Ketika aku mengandung anak kembarku, kau terlihat sangat menyayangiku dan janin yang ada dirahimku, jika bertemu kau selalu menasihatiku, bahkan mengusap perutku, kau selalu  bilang :”jaga kandunganmu baik-baik”  sebagai tanda sayangmu sama anak menantumu ini yang belum pernah bisa membahagiakanmu, dan rasa sayangmu pada cucumu walau belum nampak dihadapanmu.

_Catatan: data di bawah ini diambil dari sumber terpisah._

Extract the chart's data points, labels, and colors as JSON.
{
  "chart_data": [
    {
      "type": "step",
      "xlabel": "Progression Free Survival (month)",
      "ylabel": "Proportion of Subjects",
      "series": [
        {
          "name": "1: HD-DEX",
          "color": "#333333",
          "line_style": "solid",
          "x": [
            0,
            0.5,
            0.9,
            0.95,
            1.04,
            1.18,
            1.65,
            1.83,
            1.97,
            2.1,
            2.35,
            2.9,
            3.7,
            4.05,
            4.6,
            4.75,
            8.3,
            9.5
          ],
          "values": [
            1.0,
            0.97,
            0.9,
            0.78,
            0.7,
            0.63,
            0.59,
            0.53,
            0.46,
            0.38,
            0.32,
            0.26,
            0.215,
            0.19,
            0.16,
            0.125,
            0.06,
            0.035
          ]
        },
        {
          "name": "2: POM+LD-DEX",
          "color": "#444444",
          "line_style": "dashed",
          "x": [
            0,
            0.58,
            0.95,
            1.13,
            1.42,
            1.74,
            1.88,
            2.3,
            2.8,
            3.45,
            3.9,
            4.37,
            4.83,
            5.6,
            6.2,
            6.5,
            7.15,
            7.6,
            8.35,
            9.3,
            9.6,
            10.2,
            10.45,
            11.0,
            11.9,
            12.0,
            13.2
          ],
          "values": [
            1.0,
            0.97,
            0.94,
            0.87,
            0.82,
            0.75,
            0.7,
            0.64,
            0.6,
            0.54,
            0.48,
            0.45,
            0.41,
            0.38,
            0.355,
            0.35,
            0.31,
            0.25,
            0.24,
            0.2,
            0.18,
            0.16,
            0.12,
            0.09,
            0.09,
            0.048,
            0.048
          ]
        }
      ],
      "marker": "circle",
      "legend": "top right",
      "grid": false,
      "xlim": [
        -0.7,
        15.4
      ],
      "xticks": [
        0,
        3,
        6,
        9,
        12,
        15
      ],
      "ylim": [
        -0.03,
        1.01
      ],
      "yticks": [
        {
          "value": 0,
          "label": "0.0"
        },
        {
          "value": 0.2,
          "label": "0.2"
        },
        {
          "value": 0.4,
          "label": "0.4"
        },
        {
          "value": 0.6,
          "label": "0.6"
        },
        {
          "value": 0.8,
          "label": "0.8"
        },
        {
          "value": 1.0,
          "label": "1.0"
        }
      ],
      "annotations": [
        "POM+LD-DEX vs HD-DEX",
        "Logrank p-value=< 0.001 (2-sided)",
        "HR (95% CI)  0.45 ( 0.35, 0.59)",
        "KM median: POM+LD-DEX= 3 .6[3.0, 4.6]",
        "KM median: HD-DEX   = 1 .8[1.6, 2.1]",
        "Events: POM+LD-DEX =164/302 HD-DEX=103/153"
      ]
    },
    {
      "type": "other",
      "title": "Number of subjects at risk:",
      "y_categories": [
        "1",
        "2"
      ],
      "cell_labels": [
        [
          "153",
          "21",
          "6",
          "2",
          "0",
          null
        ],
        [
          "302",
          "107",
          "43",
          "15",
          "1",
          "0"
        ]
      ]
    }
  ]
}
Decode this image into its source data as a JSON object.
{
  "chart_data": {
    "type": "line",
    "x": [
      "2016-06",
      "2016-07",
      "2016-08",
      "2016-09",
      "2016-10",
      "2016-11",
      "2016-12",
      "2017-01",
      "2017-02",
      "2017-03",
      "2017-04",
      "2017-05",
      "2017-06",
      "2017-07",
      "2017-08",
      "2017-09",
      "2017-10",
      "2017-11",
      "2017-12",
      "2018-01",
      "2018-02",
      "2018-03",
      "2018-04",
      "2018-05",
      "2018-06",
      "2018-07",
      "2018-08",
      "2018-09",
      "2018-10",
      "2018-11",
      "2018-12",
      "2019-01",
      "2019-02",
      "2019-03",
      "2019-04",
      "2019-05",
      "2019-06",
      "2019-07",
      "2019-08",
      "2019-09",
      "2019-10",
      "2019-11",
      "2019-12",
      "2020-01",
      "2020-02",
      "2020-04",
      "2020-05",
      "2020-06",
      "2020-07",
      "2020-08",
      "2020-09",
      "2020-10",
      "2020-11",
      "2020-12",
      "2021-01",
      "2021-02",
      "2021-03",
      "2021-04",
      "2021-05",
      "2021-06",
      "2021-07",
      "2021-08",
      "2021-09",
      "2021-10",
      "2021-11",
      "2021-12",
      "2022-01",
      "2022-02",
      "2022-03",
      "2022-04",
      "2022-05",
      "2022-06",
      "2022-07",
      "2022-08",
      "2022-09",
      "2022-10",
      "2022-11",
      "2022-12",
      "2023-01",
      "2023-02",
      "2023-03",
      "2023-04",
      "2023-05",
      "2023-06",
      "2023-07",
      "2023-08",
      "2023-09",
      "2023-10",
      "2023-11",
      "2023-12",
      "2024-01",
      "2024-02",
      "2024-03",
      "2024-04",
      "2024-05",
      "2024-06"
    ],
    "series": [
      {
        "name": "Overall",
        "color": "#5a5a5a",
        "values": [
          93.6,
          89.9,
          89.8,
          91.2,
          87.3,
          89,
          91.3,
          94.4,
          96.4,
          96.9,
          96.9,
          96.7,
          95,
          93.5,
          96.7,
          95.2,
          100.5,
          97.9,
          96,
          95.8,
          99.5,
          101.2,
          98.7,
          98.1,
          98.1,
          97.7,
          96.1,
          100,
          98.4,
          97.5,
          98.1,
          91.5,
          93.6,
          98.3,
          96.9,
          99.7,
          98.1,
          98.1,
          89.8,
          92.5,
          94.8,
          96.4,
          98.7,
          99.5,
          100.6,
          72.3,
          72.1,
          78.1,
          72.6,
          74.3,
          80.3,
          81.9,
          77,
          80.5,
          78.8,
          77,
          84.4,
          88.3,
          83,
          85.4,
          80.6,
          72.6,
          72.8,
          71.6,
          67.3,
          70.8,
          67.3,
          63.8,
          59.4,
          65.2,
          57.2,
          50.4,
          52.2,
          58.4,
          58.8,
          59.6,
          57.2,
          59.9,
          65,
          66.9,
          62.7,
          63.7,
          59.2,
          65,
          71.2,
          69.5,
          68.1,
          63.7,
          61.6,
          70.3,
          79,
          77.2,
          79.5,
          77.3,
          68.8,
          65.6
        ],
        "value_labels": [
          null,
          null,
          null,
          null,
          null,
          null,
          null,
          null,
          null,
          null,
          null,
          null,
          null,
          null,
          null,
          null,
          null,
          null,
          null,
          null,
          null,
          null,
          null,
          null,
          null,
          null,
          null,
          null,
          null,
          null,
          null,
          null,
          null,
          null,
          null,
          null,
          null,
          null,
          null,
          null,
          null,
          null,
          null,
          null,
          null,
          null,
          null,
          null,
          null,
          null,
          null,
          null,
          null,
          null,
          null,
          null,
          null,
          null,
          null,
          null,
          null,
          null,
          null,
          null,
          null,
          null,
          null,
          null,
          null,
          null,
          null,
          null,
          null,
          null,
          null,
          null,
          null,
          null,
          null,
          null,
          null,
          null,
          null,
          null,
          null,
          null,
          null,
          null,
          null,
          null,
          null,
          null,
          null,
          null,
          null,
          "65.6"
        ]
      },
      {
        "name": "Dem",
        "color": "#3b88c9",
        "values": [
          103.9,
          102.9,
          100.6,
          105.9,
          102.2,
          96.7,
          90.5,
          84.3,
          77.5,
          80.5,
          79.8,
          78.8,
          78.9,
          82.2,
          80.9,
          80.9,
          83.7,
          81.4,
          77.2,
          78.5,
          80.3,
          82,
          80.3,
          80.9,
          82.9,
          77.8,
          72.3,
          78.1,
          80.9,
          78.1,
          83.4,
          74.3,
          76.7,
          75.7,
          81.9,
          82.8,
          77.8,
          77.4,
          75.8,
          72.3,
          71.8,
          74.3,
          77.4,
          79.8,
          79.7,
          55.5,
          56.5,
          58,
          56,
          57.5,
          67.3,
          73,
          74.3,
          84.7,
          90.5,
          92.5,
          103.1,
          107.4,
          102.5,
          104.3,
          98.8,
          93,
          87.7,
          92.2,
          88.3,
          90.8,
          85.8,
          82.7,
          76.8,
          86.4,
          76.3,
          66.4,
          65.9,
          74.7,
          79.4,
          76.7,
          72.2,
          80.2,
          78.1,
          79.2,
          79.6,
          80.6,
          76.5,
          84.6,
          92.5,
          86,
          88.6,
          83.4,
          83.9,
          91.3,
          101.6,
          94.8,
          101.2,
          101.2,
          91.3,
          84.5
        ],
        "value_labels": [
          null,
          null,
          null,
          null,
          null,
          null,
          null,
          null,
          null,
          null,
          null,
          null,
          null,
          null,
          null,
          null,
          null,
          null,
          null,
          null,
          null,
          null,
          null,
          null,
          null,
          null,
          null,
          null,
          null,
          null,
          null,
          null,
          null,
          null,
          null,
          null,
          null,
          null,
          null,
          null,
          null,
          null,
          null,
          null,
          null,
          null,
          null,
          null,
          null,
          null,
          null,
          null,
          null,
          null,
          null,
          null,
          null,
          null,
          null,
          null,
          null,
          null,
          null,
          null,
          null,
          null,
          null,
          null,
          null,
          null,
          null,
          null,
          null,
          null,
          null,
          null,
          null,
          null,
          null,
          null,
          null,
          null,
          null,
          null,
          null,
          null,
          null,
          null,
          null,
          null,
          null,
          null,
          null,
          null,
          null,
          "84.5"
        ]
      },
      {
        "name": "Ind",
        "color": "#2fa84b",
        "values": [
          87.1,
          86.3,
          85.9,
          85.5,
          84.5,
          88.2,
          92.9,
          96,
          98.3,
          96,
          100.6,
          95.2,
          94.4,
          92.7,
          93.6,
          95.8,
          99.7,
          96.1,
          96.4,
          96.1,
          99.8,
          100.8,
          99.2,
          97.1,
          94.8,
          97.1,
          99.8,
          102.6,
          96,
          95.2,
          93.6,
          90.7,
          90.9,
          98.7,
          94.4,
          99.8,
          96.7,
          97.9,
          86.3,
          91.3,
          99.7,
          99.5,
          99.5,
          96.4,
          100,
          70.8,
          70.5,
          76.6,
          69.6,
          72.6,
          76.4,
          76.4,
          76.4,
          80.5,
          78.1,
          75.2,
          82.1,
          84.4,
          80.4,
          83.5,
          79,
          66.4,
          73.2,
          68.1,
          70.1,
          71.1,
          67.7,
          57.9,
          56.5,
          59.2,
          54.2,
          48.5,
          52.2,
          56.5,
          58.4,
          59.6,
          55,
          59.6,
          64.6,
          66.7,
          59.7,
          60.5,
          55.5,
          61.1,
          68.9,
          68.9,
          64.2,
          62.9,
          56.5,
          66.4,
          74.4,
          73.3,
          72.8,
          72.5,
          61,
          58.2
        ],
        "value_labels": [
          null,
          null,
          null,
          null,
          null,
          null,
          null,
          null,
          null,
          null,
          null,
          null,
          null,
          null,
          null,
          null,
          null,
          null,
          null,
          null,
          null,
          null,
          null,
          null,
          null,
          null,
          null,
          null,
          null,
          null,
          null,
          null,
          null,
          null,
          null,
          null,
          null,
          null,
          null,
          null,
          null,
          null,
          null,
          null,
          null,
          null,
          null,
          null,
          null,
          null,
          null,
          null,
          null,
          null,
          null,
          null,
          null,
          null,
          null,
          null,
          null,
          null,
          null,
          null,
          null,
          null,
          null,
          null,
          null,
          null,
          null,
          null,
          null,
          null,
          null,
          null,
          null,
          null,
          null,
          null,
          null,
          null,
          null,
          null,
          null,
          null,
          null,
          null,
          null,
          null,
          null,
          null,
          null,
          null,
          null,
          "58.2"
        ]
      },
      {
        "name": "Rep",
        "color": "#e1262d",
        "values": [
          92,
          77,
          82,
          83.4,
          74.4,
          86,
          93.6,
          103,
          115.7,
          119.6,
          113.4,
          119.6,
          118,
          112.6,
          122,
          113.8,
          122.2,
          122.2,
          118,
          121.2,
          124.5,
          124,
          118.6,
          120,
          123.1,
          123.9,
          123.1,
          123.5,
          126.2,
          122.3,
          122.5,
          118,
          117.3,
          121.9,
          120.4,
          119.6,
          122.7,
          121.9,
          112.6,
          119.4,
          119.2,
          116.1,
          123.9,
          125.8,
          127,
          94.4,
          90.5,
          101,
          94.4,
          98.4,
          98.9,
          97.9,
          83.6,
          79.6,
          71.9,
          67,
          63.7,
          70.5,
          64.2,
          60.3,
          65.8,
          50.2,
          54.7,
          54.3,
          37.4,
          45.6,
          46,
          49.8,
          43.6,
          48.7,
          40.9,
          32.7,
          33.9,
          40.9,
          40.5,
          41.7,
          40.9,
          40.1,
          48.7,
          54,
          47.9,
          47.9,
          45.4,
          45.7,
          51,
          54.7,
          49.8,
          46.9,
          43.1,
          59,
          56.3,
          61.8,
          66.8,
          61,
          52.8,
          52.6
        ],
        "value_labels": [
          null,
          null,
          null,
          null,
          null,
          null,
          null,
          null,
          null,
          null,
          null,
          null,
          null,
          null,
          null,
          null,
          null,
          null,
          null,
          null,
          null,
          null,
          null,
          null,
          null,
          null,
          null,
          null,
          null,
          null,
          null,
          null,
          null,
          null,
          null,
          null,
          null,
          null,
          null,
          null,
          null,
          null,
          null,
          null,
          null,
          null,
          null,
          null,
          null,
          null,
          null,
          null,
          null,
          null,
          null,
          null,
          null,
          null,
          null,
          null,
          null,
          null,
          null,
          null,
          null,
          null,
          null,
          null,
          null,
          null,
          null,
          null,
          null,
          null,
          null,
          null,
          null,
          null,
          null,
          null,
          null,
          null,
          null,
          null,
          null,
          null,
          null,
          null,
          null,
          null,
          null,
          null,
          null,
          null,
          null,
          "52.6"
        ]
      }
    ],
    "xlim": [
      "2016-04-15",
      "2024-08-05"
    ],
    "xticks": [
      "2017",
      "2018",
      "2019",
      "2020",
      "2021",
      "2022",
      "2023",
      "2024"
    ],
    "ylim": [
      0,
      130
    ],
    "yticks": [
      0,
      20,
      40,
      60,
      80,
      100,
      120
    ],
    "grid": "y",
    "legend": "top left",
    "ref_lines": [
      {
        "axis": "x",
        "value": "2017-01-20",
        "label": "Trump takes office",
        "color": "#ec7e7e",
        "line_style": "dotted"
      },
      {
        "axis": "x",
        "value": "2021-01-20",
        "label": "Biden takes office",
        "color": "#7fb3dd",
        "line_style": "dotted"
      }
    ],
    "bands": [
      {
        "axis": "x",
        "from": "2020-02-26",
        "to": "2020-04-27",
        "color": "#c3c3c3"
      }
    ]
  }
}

Semua anak-anaknya tinggal di Bandung, termasuk aku dan suamiku. Kami akui, kami jarang sekali menemuimu, karena urusan kami, kami merasa sangat sibuk dengan urusan kami masing-masing, sehingga tidak menyempatkan seminggu sekali atau sebulan sekali mengunjungimu di kampung, tapi sebenarnya dilubuk hati yang paling dalam kami sangat menyayangimu.

Betapa merasa sedih dan merasa bersalahnya aku, apalagi ketika melihatmu tergopoh-gopoh mengunjungi semua anakmu, ditemuainya semua anak-anak satu persatu padahal jaraknya sangat berjauhan, tanpa mengenal rasa lelah apalagi mengeluh. Maumu sederhana, melihat anak-anakmu bahagia, akur, antara sesama saudara, biarpun tak seibu dan sebapa. Janji kami,  insyaalloh itu akan kami lakukan. Berkali dirimu mengajak kami sebagai anak-anakmu berkumpul di kampung, tapi, bisa terhitung hanya beberapa kali maumu itu kami turuti. Tapi, dirimu tidak pernah marah dengan kami. Maafkan kami anak-anakmu yang selama ini banyak mengecewakanmu, dan pastinya belum bisa membahagiakanmu sebagaimana mestinya anak terhadap orang tuanya.

Kedatanganmu ke rumah kami tak pernah merepotkan, dirimu datang sendiri tanpa minta kami jemput, padahal kami bisa menjemputmu, tapi dirimu selalu berangkat sendiri, dengan pakaian  khasmu jaket yang sangat sederhana, topi atau kadang memakai kopiah yang sudah lusuh, tak ketinggalan ransel yang berisi pakaian. Tidak pernah kami mendengar maumu yang aneh-aneh, cukup dibelikan tape kesukaanmu, ya, tape kudapan yang sangat sederhana, tapi aku melihat dirimu lahap menyantapnya, nikmat keliahatannya.

Ketika dirimu mengunjungi kami, nasihat dan nasihat  yang kau berikan, terbayang gaya bicaramu, suara yang lantang syarat dengan nasihat yang bijak dan menenangkan, terkadang  bikin kami tersenyum atau bahkan tercengang ketika kau cerita masa mudamu yang sungguh penuh dengan liku, cerita kehidupannmu yang dimasa  lalu yang membuatku sangat kagum kepadamu, ya, kagum dengan kesabaranmu, sikapmu terhadap sesama, bahkan sikapmu sangat legowo dengan  yang berbeda, dan lebih jauh dirimu sangat tidak mengenal kekerasan, karena dirimu bisa bersifat bijak kepada sesama dan bahkan terhadap orang yang telah mendzolimimu. Sungguh! Kau pribadi yang sangat unik menurutku.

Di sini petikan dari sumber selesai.